Volt Rush by Henry Sanderson review – creating a clean energy world is possible
The journalist's thorough investigation finds that corporations are unearthing alternatives to fossil fuels. Who will benefit?
Henry Sanderson has written a remarkably hopeful and useful book. My guess is that was not his original plan. The longtime commodities and mining reporter for the Financial Times, Sanderson may well have sold this book on the idea that going green" was actually taking us in dark directions.
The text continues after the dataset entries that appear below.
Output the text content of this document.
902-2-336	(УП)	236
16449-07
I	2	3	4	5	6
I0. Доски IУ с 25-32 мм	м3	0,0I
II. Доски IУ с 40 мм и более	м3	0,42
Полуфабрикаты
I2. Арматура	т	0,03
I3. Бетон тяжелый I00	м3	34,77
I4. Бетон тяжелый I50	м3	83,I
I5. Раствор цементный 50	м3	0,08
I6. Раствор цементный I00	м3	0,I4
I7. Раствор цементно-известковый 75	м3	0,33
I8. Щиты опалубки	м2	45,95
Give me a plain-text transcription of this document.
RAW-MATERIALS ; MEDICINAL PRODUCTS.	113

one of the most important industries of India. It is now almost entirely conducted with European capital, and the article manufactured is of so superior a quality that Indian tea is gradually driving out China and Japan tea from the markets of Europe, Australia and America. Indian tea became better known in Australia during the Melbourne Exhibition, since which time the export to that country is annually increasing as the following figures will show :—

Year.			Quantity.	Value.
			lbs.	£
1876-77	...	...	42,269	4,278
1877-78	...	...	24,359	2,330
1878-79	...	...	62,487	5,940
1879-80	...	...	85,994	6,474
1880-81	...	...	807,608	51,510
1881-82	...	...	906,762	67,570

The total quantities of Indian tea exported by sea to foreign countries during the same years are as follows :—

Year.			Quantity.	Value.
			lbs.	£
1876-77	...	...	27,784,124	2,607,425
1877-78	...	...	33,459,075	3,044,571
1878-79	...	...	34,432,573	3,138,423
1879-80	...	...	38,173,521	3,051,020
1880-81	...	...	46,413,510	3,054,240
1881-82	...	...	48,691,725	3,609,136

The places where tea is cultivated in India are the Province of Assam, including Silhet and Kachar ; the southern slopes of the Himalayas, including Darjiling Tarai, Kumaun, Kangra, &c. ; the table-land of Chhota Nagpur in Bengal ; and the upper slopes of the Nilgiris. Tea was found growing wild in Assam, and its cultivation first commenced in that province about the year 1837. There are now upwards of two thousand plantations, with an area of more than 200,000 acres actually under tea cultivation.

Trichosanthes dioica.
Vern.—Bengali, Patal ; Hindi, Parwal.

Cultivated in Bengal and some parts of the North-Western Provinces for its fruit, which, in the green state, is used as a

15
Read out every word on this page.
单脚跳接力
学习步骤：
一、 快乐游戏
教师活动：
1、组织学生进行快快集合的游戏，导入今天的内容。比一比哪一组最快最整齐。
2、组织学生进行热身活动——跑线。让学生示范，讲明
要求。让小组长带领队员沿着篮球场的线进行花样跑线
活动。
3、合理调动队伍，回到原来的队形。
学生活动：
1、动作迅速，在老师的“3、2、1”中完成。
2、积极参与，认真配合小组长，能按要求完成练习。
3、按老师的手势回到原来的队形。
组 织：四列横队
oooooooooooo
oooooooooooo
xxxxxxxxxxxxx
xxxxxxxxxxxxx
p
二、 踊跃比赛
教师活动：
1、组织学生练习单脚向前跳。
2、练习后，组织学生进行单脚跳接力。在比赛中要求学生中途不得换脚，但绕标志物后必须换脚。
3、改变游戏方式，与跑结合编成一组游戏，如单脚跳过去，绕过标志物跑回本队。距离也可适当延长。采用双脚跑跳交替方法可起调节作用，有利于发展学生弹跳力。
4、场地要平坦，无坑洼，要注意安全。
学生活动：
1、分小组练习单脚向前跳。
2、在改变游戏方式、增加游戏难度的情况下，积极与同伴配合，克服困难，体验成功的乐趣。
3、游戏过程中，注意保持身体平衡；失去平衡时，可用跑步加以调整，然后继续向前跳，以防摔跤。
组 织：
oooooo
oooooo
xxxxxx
And indeed his in-depth reporting - stronger on corporate histories than on-the-ground interviewing - shows the corruption that underlies many of the mining schemes for the minerals used in batteries, the human rights abuses and environmental troubles that can come from that mining and the geopolitical complications that emerge when countries such as China and Russia control crucial parts of the trade.
These defects are fairly well known at this point: the underside of, say, artisanal" Congolese cobalt mining has been widely reported and the Ukraine war, which happened too recently to be reflected in Sanderson's account, has underlined Moscow's control of some critical materials, such as nickel. Indeed, understanding of these kinds of threats has penetrated deeply enough that it's become a favourite trope of the fossil-fuel industry; I was debating recently with a former Republican congressman who was indignant about African child labour in the mineral supply chain.